A Justiça determinou, na tarde dessa segunda-feira (11), a suspensão da licitação que previa a contratação de empresa especializada para prestação de serviços na rede municipal de ensino, com valor estimado em R$ 84,6 milhões.
decisão foi assinada pela juíza Tereza Cristina Mariano, da 4ª Vara Cível, que veda a prática de qualquer ato de prosseguimento do certame. Em caso de descumprimento, o município será penalizado com multa de R$ 100 mil e diária de R$ 1 mil.
“Há, de fato, um movimento de terceirização de parte dos serviços essenciais prestados nas unidades escolares, não se tratando de demanda excepcional e transitória, mas de aparente instrumentalização da burla à exigência de concurso público, situação que nos remete a um contexto de inconstitucionalidade patente”, destaca trecho da decisão, que foi proferida após o Sindicato Estadual dos Profissionais de Educação do Rio de Janeiro (Sepe/RJ) ajuizar uma ação civil pública pedindo a anulação da licitação e de todos os atos decorrentes dela.

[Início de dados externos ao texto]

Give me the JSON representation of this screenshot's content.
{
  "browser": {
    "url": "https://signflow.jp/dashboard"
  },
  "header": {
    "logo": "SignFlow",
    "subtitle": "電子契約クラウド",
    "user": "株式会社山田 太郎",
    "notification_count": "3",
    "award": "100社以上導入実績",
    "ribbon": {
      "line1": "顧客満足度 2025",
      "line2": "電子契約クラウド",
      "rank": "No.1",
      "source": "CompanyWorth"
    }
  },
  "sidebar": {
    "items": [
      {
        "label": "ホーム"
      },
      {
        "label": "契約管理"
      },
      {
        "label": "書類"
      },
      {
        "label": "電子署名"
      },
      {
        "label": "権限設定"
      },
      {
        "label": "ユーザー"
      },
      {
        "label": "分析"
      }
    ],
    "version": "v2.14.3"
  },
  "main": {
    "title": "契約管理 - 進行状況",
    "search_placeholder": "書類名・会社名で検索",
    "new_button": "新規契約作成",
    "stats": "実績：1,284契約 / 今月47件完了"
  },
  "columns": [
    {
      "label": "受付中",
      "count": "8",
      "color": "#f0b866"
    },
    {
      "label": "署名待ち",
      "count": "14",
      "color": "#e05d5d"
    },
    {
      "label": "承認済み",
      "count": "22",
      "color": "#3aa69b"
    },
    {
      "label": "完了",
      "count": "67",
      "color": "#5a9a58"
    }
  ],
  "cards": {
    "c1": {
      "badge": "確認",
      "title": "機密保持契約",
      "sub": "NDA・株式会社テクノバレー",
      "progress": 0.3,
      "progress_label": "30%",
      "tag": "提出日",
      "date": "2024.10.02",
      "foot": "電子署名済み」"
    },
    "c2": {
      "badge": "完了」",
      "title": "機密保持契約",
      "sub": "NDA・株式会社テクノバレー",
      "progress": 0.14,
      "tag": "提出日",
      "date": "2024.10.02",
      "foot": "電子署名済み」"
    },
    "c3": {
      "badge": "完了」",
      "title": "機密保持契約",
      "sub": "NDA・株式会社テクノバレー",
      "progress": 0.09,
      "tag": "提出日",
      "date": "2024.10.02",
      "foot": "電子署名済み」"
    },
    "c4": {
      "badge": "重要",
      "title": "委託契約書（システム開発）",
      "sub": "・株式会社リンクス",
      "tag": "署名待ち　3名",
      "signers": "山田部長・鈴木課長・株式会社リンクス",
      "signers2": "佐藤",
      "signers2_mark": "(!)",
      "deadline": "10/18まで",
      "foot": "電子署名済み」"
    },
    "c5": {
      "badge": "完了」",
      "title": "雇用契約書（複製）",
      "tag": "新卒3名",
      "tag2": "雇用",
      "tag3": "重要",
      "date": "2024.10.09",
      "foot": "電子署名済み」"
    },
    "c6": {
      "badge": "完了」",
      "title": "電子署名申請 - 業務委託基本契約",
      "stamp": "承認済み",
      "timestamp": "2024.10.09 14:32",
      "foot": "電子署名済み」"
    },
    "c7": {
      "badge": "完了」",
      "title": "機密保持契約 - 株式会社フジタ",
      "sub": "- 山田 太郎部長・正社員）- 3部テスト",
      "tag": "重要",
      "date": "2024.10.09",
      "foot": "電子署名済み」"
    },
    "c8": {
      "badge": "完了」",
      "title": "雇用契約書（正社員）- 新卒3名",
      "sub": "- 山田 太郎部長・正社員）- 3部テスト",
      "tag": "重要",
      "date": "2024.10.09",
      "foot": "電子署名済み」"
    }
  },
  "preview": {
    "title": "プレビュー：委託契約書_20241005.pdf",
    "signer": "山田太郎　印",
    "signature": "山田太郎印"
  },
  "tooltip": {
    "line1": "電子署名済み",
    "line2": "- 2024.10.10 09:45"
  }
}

Em abril, a Secretaria Municipal de Educação iniciou um processo licitatório para a contratação de uma empresa responsável pela disponibilização de até 1.145 profissionais para funções como nutricionistas, auxiliares de desenvolvimento infantil, auxiliares de secretaria, inspetores, entre outros cargos, pelo período de 12 meses.

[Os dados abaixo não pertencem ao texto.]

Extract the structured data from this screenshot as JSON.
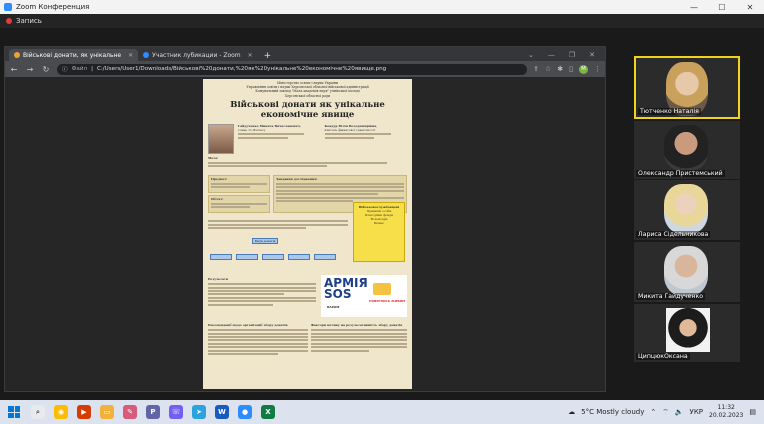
{
  "zoom": {
    "title": "Zoom Конференция",
    "recording_label": "Запись"
  },
  "browser": {
    "tabs": [
      {
        "label": "Військові донати, як унікальне"
      },
      {
        "label": "Участник лубикации - Zoom"
      }
    ],
    "address": {
      "scheme": "Файл",
      "url": "C:/Users/User1/Downloads/Військові%20донати,%20як%20унікальне%20економічне%20явище.png"
    },
    "profile_initial": "M"
  },
  "poster": {
    "header_lines": [
      "Міністерство освіти і науки України",
      "Управління освіти і науки Херсонської обласної військової адміністрації",
      "Комунальний заклад \"Мала академія наук\" учнівської молоді",
      "Херсонської обласної ради"
    ],
    "title": "Військові донати як унікальне економічне явище",
    "author_name": "Гайдученко Микита Вячеславович,",
    "author_detail": "учень 11-Ф класу",
    "supervisor_name": "Кондур Юлія Володимирівна,",
    "supervisor_role": "вчитель фінансової грамотності",
    "section_goal": "Мета:",
    "section_tasks": "Завдання дослідження:",
    "section_subject": "Предмет:",
    "section_object": "Об'єкт:",
    "section_results": "Результати",
    "section_factors": "Фактори впливу на результативність збору донатів",
    "section_recommend": "Рекомендації щодо організації збору донатів",
    "diagram_root": "Види донатів",
    "yellow_title": "Військовослужбовцеві",
    "yellow_items": [
      "Приватні особи",
      "Благодійні фонди",
      "Волонтери",
      "Бізнес"
    ],
    "logo_army_line1": "АРМІЯ",
    "logo_army_line2": "SOS",
    "logo_razom": "RAZOM",
    "logo_povernis": "ПОВЕРНИСЬ ЖИВИМ"
  },
  "participants": [
    {
      "name": "Тютченко Наталія",
      "active": true
    },
    {
      "name": "Олександр Пристемський",
      "active": false
    },
    {
      "name": "Лариса Сідельникова",
      "active": false
    },
    {
      "name": "Микита Гайдученко",
      "active": false
    },
    {
      "name": "ЦипцюкОксана",
      "active": false
    }
  ],
  "taskbar": {
    "weather": "5°C  Mostly cloudy",
    "language": "УКР",
    "time": "11:32",
    "date": "20.02.2023"
  }
}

MP já havia se manifestado a favor de anulação da licitação
O Ministério Público do Estado do Rio de Janeiro já havia emitido parecer favorável ao pedido de anulação da licitação. Em manifestação enviada à Justiça, a promotora Vanessa Katz afirmou que “salta aos olhos a inconstitucionalidade da terceirização estrutural em substituição ao concurso público pretendida pelo Município de Petrópolis”. Ela ainda afirma que a rede municipal enfrenta, há anos, deficiência estrutural de pessoal nas escolas e o município vem recorrendo a sucessivas contratações terceirizadas para suprir necessidades permanentes da Educação.

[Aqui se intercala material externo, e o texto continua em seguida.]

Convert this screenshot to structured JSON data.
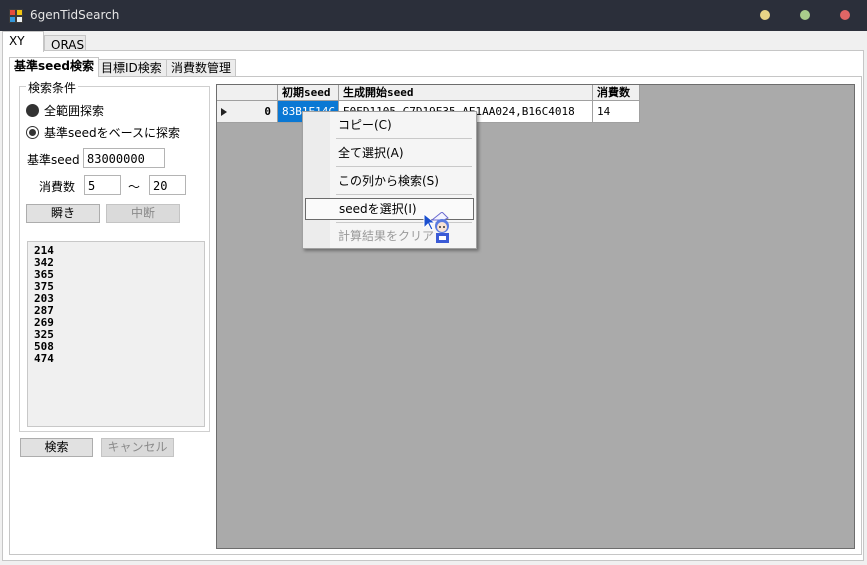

No documento, a promotora destaca que as funções previstas no edital fazem parte da rotina da rede municipal e, em muitos casos, correspondem a cargos públicos que deveriam ser preenchidos por meio de concurso, conforme determina a Constituição Federal.
Com a palavra, a Secretaria de Educação
Em resposta à nossa equipe, a Secretaria de Educação informou “que a licitação em andamento prevê uma redução de quase 50% dos profissionais do atual contrato com a empresa Capital e tem como objetivo atender a demanda de profissionais da rede escolar que não estão contemplados dentro da atual estrutura de cargos da secretaria e que também não estavam incluídos no último concurso realizado“.
A pasta acrescentou que “há um planejamento para que, cada vez menos seja necessário o uso de terceirizados, com o novos chamamentos do último concurso e um novo processo seletivo simplificado que está em tramitação“.
A nota ainda ressalta que o “município vive um período de transição, com a substituição gradual de profissionais terceirizados por candidatos aprovados em concurso público. De 2025 até o momento mais de mil novos servidores já tomaram posse e estão em salas de aula. A posse dos concursados ainda está em curso, com nomeações sendo realizadas de forma contínua, conforme cronograma apresentado pelo governo”.
A Secretaria finaliza reforçando “que as medidas adotadas visam garantir a continuidade dos serviços nas escolas durante esse período de transição“.
Sobre o parecer do MP, a Prefeitura informou que ainda não tinha sido notificada.
Questionamos novamente a Prefeitura após a decisão da Justiça suspendendo a licitação, mas não obtivemos retorno.